We present a novel pipeline for learning high-quality triangular human avatars from multi-view videos. Recent methods for avatar learning are typically based on neural radiance fields (NeRF), which is not compatible with traditional graphics pipeline and poses great challenges for operations like editing or synthesizing under different environments. To overcome these limitations, our method represents the avatar with an explicit triangular mesh extracted from an implicit SDF field, complemented by an implicit material field conditioned on given poses. Leveraging this triangular avatar representation, we incorporate physics-based rendering to accurately decompose geometry and texture. To enhance both the geometric and appearance details, we further employ a 2D UNet as the network backbone and introduce pseudo normal ground-truth as additional supervision. Experiments show that our method can learn triangular avatars with high-quality geometry reconstruction and plausible material decomposition, inherently supporting editing, manipulation or relighting operations.

Figures (12)

• Figure 1: Example results by our method. Given the multi-view videos of a specific subject, our method learns his triangular avatar with the geometry reconstruction and intrinsic material decomposition. After training, the avatar not only supports novel pose synthesis and relighting, but also enables texture editing and material manipulation. In this example, we make the arm metallic and edit the texture of the T-shirt.
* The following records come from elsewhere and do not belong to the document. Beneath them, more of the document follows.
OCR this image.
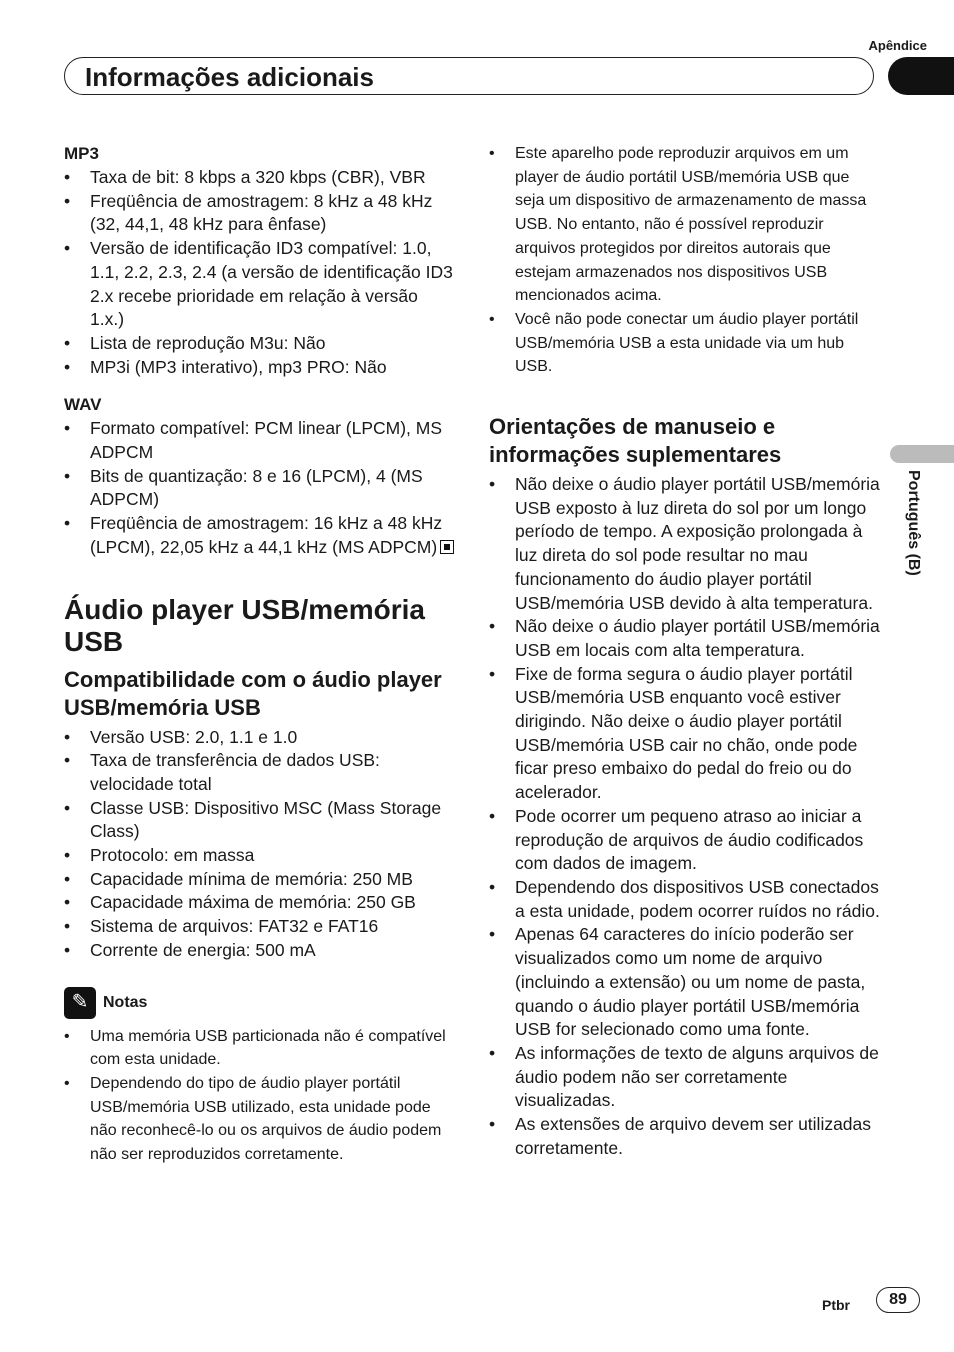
Apêndice
Informações adicionais
Português (B)

MP3

• Taxa de bit: 8 kbps a 320 kbps (CBR), VBR
• Freqüência de amostragem: 8 kHz a 48 kHz (32, 44,1, 48 kHz para ênfase)
• Versão de identificação ID3 compatível: 1.0, 1.1, 2.2, 2.3, 2.4 (a versão de identificação ID3 2.x recebe prioridade em relação à versão 1.x.)
• Lista de reprodução M3u: Não
• MP3i (MP3 interativo), mp3 PRO: Não

WAV

• Formato compatível: PCM linear (LPCM), MS ADPCM
• Bits de quantização: 8 e 16 (LPCM), 4 (MS ADPCM)
• Freqüência de amostragem: 16 kHz a 48 kHz (LPCM), 22,05 kHz a 44,1 kHz (MS ADPCM)
Áudio player USB/memória USB
Compatibilidade com o áudio player USB/memória USB
• Versão USB: 2.0, 1.1 e 1.0
• Taxa de transferência de dados USB: velocidade total
• Classe USB: Dispositivo MSC (Mass Storage Class)
• Protocolo: em massa
• Capacidade mínima de memória: 250 MB
• Capacidade máxima de memória: 250 GB
• Sistema de arquivos: FAT32 e FAT16
• Corrente de energia: 500 mA
✎ Notas
• Uma memória USB particionada não é compatível com esta unidade.
• Dependendo do tipo de áudio player portátil USB/memória USB utilizado, esta unidade pode não reconhecê-lo ou os arquivos de áudio podem não ser reproduzidos corretamente.
• Este aparelho pode reproduzir arquivos em um player de áudio portátil USB/memória USB que seja um dispositivo de armazenamento de massa USB. No entanto, não é possível reproduzir arquivos protegidos por direitos autorais que estejam armazenados nos dispositivos USB mencionados acima.
• Você não pode conectar um áudio player portátil USB/memória USB a esta unidade via um hub USB.
Orientações de manuseio e informações suplementares
• Não deixe o áudio player portátil USB/memória USB exposto à luz direta do sol por um longo período de tempo. A exposição prolongada à luz direta do sol pode resultar no mau funcionamento do áudio player portátil USB/memória USB devido à alta temperatura.
• Não deixe o áudio player portátil USB/memória USB em locais com alta temperatura.
• Fixe de forma segura o áudio player portátil USB/memória USB enquanto você estiver dirigindo. Não deixe o áudio player portátil USB/memória USB cair no chão, onde pode ficar preso embaixo do pedal do freio ou do acelerador.
• Pode ocorrer um pequeno atraso ao iniciar a reprodução de arquivos de áudio codificados com dados de imagem.
• Dependendo dos dispositivos USB conectados a esta unidade, podem ocorrer ruídos no rádio.
• Apenas 64 caracteres do início poderão ser visualizados como um nome de arquivo (incluindo a extensão) ou um nome de pasta, quando o áudio player portátil USB/memória USB for selecionado como uma fonte.
• As informações de texto de alguns arquivos de áudio podem não ser corretamente visualizadas.
• As extensões de arquivo devem ser utilizadas corretamente.
Ptbr	89
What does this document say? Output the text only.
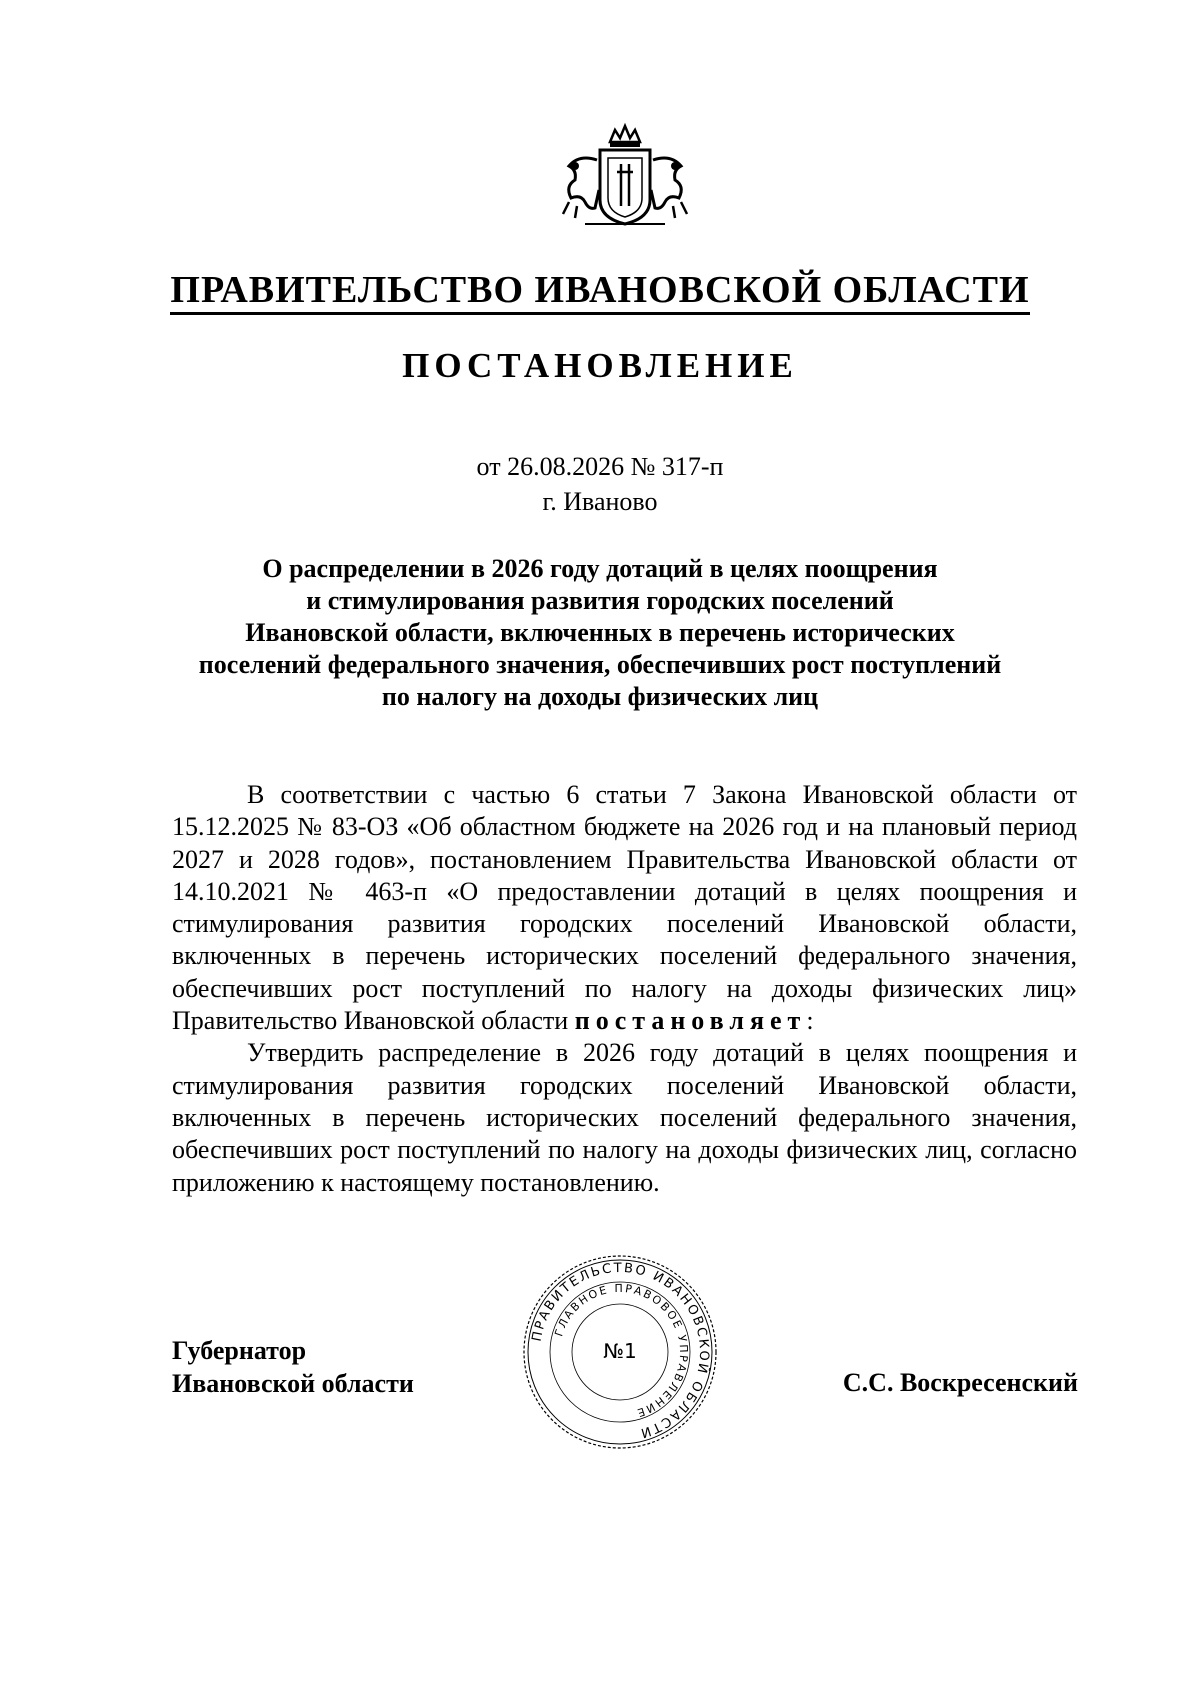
ПРАВИТЕЛЬСТВО ИВАНОВСКОЙ ОБЛАСТИ
ПОСТАНОВЛЕНИЕ
от 26.08.2026 № 317-п
г. Иваново
О распределении в 2026 году дотаций в целях поощрения
и стимулирования развития городских поселений
Ивановской области, включенных в перечень исторических
поселений федерального значения, обеспечивших рост поступлений
по налогу на доходы физических лиц

В соответствии с частью 6 статьи 7 Закона Ивановской области от 15.12.2025 № 83-ОЗ «Об областном бюджете на 2026 год и на плановый период 2027 и 2028 годов», постановлением Правительства Ивановской области от 14.10.2021 № 463-п «О предоставлении дотаций в целях поощрения и стимулирования развития городских поселений Ивановской области, включенных в перечень исторических поселений федерального значения, обеспечивших рост поступлений по налогу на доходы физических лиц» Правительство Ивановской области постановляет:

Утвердить распределение в 2026 году дотаций в целях поощрения и стимулирования развития городских поселений Ивановской области, включенных в перечень исторических поселений федерального значения, обеспечивших рост поступлений по налогу на доходы физических лиц, согласно приложению к настоящему постановлению.

Губернатор
Ивановской области
ПРАВИТЕЛЬСТВО ИВАНОВСКОЙ ОБЛАСТИ
ГЛАВНОЕ ПРАВОВОЕ УПРАВЛЕНИЕ
№1
С.С. Воскресенский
• Figure 2: Illustration of our method. Our pipeline learns a hybrid human avatar represented in the form of (a) an explicit skinned mesh and (b) implicit pose-dependent material fields. Such a representation inherently supports (c) physics-based ray tracing and can be trained in an end-to-end manner using (d) normal estimation as an additional supervision signal.
• Figure 3: Animation and relighting results. The actors on the same row are driven with the same pose, while the actors on the same column are relighted under the same global illumination.
• Figure 4: More reconstruction results, including reconstructed geometry, albedo color, material roughness, and light probes.
• Figure 5: Qualitative comparisons on training frame reconstructions. Our method could reconstruct fine-grained dynamic human geometry.